Sadio Garavini di Turno | Lunes 26 de diciembre de 2011
Con el fin de la Guerra Fría, el derrumbe del Imperio Soviético y el evidente fracaso del modelo socioeconómico marxista-leninista, la sociedad occidental perdió la tensión moral que significaba la lucha existencial con el adversario ideológico global y entró en un período de profunda crisis ética, que han advertido autores como Octavio Paz, Giovanni Sartori, Zbignieuw Brzezinski, quien define a Occidente como la “Cornucopia permisiva” y Jacques Attali, quien sugiere que para resolver los problemas de la humanidad hay que “restaurar la idea del mal, la idea de lo sagrado, en el centro de la vida política”. Efectivamente, en el Occidente desarrollado impera culturalmente un consumismo relativista y hedonista que ha hecho del placer el eje central de la existencia humana, el fin último es “ser feliz”, a toda costa, aunque sea químicamente.
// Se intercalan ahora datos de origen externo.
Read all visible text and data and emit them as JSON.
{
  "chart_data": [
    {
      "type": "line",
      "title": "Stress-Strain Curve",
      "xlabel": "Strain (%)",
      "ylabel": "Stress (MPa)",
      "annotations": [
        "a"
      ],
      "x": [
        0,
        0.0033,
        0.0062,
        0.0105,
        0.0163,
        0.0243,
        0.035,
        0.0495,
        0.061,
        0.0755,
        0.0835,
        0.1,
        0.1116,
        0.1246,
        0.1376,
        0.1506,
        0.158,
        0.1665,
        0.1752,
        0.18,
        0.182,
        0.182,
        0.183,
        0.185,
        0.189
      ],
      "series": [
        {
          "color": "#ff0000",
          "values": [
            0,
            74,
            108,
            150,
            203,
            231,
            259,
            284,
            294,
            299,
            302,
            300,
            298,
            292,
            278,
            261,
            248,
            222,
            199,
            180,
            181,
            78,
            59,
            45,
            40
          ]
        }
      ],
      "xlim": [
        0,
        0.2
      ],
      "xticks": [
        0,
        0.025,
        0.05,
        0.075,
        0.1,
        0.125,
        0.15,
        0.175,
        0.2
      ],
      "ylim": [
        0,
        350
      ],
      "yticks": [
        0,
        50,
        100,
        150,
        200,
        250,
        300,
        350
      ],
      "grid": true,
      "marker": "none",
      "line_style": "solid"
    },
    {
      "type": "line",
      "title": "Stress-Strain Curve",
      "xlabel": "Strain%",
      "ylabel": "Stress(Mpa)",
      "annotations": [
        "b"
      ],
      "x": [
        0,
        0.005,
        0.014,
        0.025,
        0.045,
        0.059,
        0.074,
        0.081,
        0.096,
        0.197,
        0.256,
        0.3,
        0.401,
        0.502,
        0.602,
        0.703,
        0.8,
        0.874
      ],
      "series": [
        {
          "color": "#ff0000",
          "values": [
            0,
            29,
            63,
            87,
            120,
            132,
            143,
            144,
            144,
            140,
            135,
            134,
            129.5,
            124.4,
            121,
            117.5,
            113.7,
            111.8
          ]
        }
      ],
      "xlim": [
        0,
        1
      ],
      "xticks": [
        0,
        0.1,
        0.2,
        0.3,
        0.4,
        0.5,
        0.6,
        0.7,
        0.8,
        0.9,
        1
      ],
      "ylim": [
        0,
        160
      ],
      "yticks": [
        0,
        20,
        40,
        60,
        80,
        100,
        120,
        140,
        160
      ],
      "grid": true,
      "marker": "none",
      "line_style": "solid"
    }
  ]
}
La videocracia videocretiniza y atrofia la capacidad de raciocinio de buena parte de la humanidad. Como nos dice Sartori, del “homo sapiens” estamos pasando al “homo videns”, que maneja muchas imágenes y pocos conceptos. En esta carrera hacia una especie de “mundo feliz” a la Aldous Huxley, asistimos al triunfo de la estupidez humana, que como afirmaba Einstein, es infinita. Se proyectan como modelos de la juventud personajes, intelectualmente intrascendentes y moralmente poco recomendables, como Paris Hilton y el difunto Michael Jackson. Se fomentan valores como el esteticismo anoréxico y el sexismo pornográfico. Se advierten también signos de una sana reacción frente este vacío ético, estético e intelectual, que se ha encarnado en los autores mencionados y líderes como Juan Pablo II, Vaclav Havel y Andrei Sakharov, entre otros.
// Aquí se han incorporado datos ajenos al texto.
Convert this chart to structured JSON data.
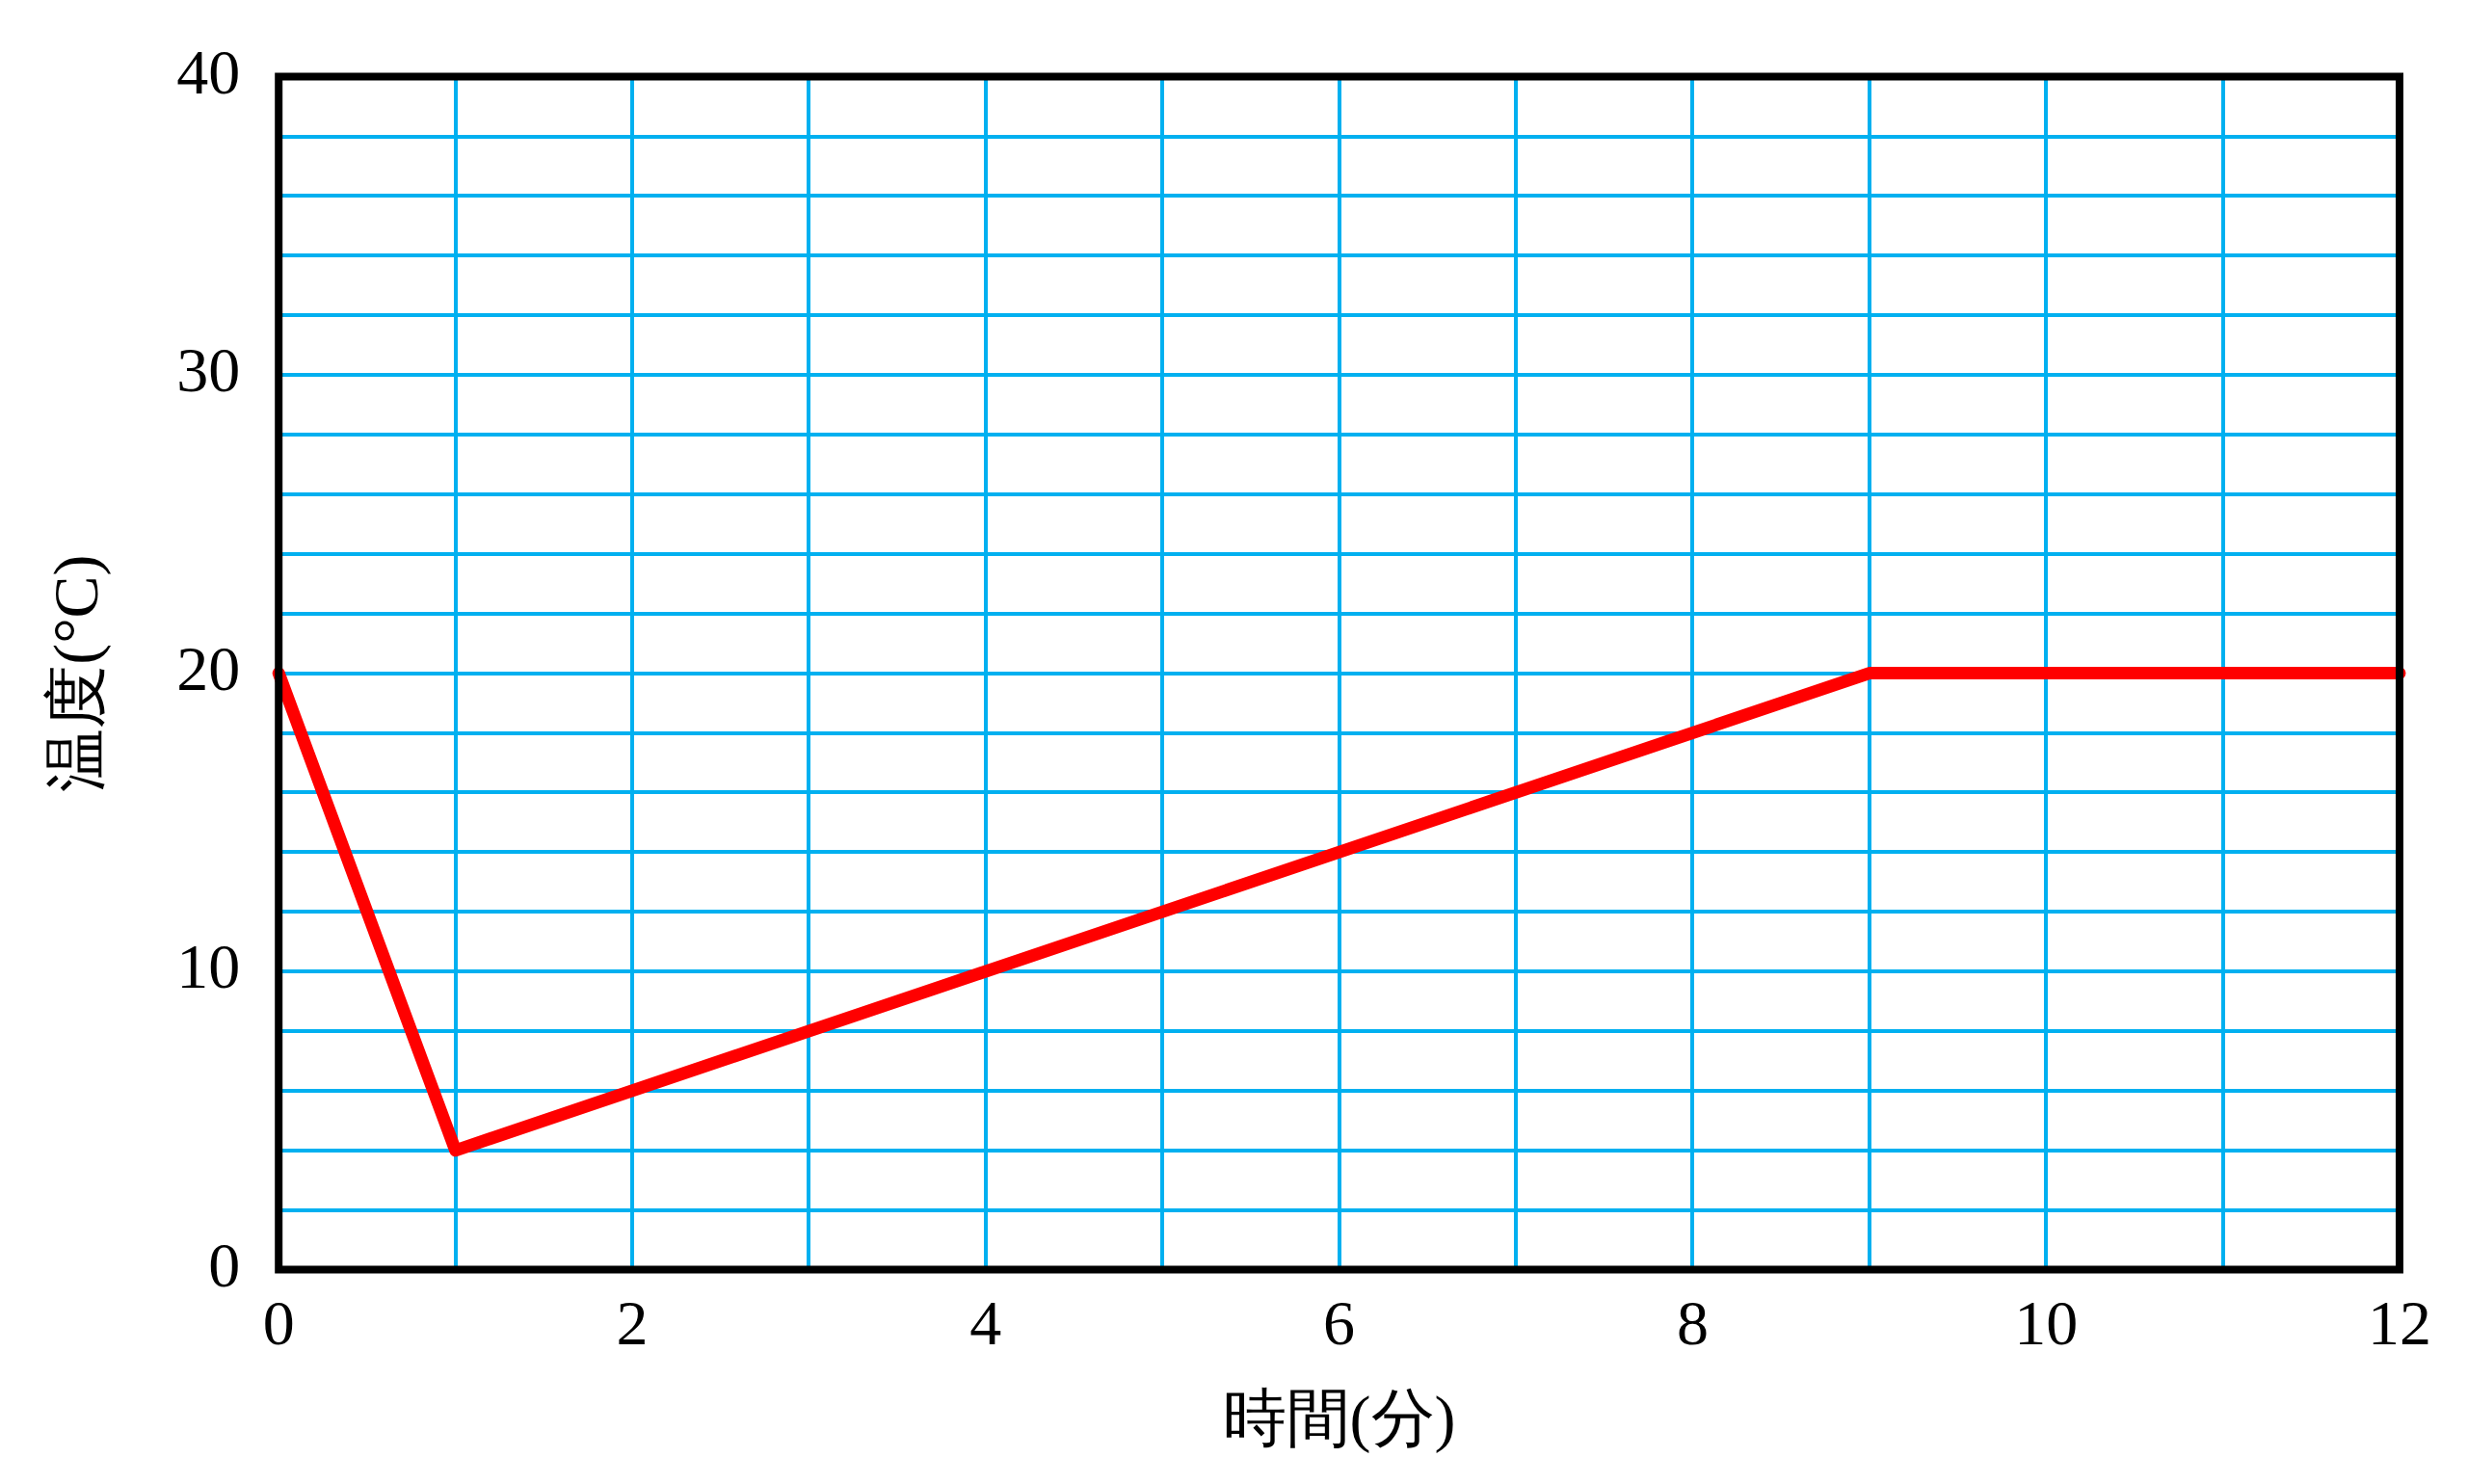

Desafortunadamente, hay también reacciones “non santas”.Un joven talibán afgano en una entrevista afirmó que los norteamericanos nunca ganarían la guerra porque “ellos aman la Pepsi Cola y nosotros amamos la muerte”. Ian Buruma y Avishai Margalit, en su libro, “Occidentalismo”, hacen una breve historia del sentimiento antioccidental y nos recuerdan que la visión de Occidente como una civilización reblandecida, enfermiza, empalagosa, decadente y adicta a los placeres es reflejo de otras guerras santas contra Occidente. Así pensaban los dirigentes japoneses en 1940 y sus kamikazes. Una cierta cultura reaccionaria alemana, caldo de cultivo del nazismo, consideraba que Inglaterra (“tierra de vulgares tenderos”), EEUU y la Francia republicana representaban, como alega Werner Sombart, en su libro “Héroes y mercaderes”, la civilización occidental, las “ideas de 1789” y los valores comerciales. El mercader típico, afirma Sombart, tiene interés sólo por los bienes materiales y la comodidad física. Sombart emplea el término “Konfortismus” para designar la mentalidad burguesa. Otro autor alemán Ernst Junger, que despreciaba el “Konfortismus” y ensalzaba el heroísmo, el sacrificio y la muerte, al igual que otros autores alemanes de inicios del siglo XX, tuvo una profunda influencia en los círculos intelectuales musulmanes. Su libro “Uber die Linie”, fue traducido al árabe por Jalal Al-e-Ahmed, un destacado autor iraní, en los años sesenta. Al-e Ahmed acuña la palabra “occidentóxicación” para designar la deletérea influencia de las ideas occidentales. Sayid Qutb, uno de los pensadores islamistas más influyentes en los grupos fundamentalistas islámicos, regresó de Nueva York horrorizado por la inmodestia de las mujeres norteamericanas, por la lascivia, la sensualidad y en general el materialismo de la sociedad norteamericana. Su viaje fue en 1948. ¿Qué diría ahora? Esta visión de Occidente como un mundo decadente, afeminado, avariento, materialista, egoísta y superficial, está a la base del odio antioccidental en los grupos fundamentalistas islámicos que se concreta en la tragedia del terrorismo. La sociedad occidental defenderá mejor las “ideas de 1789”, libertad, igualdad y fraternidad, si se enfrenta también al vulgar consumismo relativista que la está debilitando.